In the astrology community, a debate about planetary rulership has emerged over the past several years. This movement assigns the rulership of each of astrology’s twelve signs to the original seven planets, excluding Uranus, Neptune and Pluto. From this perspective, Scorpio is ruled by Mars instead of Pluto, Pisces is ruled by Jupiter and not Neptune, and Aquarius by Saturn rather than Uranus. As a writer, I like to consider all opinions, and I can see some valid relationships in this scheme. But as a professional reader, there has to be solid evidence of a theory in the real-life circumstances of clients before I endorse a given school of thought. When it comes to Aquarius, I can see some Saturnian qualities, like rigidity. But that can be attributed to the sign’s fixed modality. My experience of Aquarius Sun sign people is much more in keeping with the traits we associate with Uranus. Like Aries natives, Aquarians typically prize and prioritize freedom and are usually the earliest adapters to new technologies. Aquarians identify with outliers, rebels and misfits, and strongly advocate for human rights and social equality. Also, the minute a definite assertion is made, they instinctively and invariably argue its exact opposite, pure Uranus. For context, Uranus was discovered in 1781, the very year when America decidedly won its independence, in Yorktown, Virginia on October 19th. The French Revolution, 1789-99, and Irish Rebellion of 1798 quickly followed. Collectively, those wars represented a colossal societal change from monarchical authority to self-governance. So there is most certainly a correlation between the discovery of this planet and the qualities, such as revolution, shock and innovation, that we associate with it. In terms of the rulership of Aquarius, let’s see how applicable those characteristics are, especially during Saturn’s transit of the 11th sign.

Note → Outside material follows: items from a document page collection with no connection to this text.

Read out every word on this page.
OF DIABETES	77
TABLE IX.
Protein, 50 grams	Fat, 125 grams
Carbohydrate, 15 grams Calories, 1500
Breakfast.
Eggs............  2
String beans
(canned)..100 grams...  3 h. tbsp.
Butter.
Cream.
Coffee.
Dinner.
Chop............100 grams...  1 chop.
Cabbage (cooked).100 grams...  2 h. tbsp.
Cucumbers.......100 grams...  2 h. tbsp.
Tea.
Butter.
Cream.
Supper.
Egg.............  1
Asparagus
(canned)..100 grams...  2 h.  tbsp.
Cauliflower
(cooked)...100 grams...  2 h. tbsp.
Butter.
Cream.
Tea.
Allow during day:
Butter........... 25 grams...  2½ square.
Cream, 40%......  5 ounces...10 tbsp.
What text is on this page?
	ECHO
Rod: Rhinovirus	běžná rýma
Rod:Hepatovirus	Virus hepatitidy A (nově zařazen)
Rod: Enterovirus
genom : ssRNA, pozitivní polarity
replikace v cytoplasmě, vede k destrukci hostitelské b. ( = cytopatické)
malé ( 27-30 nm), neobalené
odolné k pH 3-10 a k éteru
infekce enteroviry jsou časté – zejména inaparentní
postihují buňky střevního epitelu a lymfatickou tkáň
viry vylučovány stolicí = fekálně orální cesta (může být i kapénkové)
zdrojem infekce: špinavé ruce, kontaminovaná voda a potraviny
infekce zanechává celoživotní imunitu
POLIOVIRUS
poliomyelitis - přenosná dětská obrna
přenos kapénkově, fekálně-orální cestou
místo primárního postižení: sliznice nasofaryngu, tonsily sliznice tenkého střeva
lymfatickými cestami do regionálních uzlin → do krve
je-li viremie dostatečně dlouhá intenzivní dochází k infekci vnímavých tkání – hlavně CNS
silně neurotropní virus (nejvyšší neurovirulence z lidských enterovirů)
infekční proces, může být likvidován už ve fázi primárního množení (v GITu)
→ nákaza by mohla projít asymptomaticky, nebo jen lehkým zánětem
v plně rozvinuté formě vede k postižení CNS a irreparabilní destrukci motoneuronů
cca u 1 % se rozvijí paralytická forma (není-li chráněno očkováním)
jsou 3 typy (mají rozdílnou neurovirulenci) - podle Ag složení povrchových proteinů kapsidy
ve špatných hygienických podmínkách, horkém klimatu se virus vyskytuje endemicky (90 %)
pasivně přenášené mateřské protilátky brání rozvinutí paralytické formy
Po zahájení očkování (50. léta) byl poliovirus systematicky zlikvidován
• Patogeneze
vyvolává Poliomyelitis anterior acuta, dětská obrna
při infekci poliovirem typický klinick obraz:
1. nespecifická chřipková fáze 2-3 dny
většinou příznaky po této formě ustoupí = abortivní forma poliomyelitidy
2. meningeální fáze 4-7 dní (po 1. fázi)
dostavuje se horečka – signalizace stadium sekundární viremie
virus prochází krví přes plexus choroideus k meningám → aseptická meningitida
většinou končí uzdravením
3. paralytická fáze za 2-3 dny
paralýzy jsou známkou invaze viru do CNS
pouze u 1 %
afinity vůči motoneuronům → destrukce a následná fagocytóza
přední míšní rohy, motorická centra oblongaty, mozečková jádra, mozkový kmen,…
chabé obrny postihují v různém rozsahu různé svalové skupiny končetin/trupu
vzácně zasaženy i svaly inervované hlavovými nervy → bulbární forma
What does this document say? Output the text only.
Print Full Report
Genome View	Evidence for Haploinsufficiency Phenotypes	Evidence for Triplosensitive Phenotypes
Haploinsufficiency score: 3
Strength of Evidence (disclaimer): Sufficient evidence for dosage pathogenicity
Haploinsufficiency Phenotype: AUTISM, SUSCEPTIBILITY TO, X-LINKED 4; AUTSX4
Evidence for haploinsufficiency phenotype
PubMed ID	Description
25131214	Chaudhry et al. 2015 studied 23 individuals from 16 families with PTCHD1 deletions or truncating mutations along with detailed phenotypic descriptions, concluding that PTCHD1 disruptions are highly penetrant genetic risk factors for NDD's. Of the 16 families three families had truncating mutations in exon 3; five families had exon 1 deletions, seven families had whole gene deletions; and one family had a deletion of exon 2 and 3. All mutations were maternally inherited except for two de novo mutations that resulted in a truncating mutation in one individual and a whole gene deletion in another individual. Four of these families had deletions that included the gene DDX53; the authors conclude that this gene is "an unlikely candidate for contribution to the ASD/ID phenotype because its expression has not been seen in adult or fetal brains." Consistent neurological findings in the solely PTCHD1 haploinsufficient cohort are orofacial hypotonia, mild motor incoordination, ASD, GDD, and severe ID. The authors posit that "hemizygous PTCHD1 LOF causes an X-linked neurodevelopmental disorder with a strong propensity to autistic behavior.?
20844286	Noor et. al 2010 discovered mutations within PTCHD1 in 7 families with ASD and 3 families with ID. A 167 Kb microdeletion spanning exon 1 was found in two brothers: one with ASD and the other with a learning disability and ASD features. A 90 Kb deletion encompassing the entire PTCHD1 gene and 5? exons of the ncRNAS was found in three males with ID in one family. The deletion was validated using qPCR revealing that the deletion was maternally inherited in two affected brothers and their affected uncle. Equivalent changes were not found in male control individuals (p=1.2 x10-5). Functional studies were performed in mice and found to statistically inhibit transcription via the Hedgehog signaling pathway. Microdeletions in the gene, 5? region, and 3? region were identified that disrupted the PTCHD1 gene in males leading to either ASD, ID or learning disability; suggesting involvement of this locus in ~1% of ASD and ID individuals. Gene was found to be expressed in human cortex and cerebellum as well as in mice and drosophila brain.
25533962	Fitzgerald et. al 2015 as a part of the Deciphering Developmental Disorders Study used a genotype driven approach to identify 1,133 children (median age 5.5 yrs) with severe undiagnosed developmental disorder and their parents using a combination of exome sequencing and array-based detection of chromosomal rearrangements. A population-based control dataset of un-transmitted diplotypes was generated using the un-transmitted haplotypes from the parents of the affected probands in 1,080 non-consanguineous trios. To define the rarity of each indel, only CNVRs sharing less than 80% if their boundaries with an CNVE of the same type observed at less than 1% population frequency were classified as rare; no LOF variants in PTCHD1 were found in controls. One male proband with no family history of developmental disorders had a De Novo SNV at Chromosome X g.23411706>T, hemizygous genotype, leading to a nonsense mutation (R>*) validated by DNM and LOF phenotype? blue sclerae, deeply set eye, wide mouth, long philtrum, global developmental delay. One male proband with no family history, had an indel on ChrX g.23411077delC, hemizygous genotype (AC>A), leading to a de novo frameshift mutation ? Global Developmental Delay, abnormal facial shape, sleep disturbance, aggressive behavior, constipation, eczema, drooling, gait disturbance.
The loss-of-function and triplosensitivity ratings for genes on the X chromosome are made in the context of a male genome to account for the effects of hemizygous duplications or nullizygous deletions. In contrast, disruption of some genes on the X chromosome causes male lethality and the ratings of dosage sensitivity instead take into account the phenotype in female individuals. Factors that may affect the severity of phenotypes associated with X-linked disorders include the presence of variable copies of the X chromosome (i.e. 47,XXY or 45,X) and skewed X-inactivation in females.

Though the early stage of Saturn’s transit of Aquarius will make a hard aspect, astrology’s notorious square, to Uranus in Taurus, there are some promising commonalities in this combination. Ringed Saturn imposes limitations, forcing pragmatism on high-minded Aquarian ideas and ideals. Similarly, disruptive Uranus finds itself a third of the way through its seven-year-transit of the fixed earth sign of Taurus, where it has been coming to terms with the finiteness of resources. Saturn and Taurus will demand real world applications and solutions from ingenious Aquarius and technologically-advanced Uranus. Jupiter’s presence in Aquarius for the next year will amply the need for breakthroughs and perhaps accelerate their speed. The coming Saturn Uranus and Jupiter Uranus squares will put the pressure on all involved parties to make progress. When Mars enters Taurus on January 6th, it too will press for resolutions. We’ll get our first glimpse of the shapes of things to come on December 21st, when Jupiter and Saturn meet at 0:29 of Aquarius, for what is being billed as The Great Conjunction. For millennia, the Solstices have marked the changing of the seasons. The zero degree placement of this conjunction signals that something completely new is at hand. Indeed, we are bravely crossing the threshold into a new Age.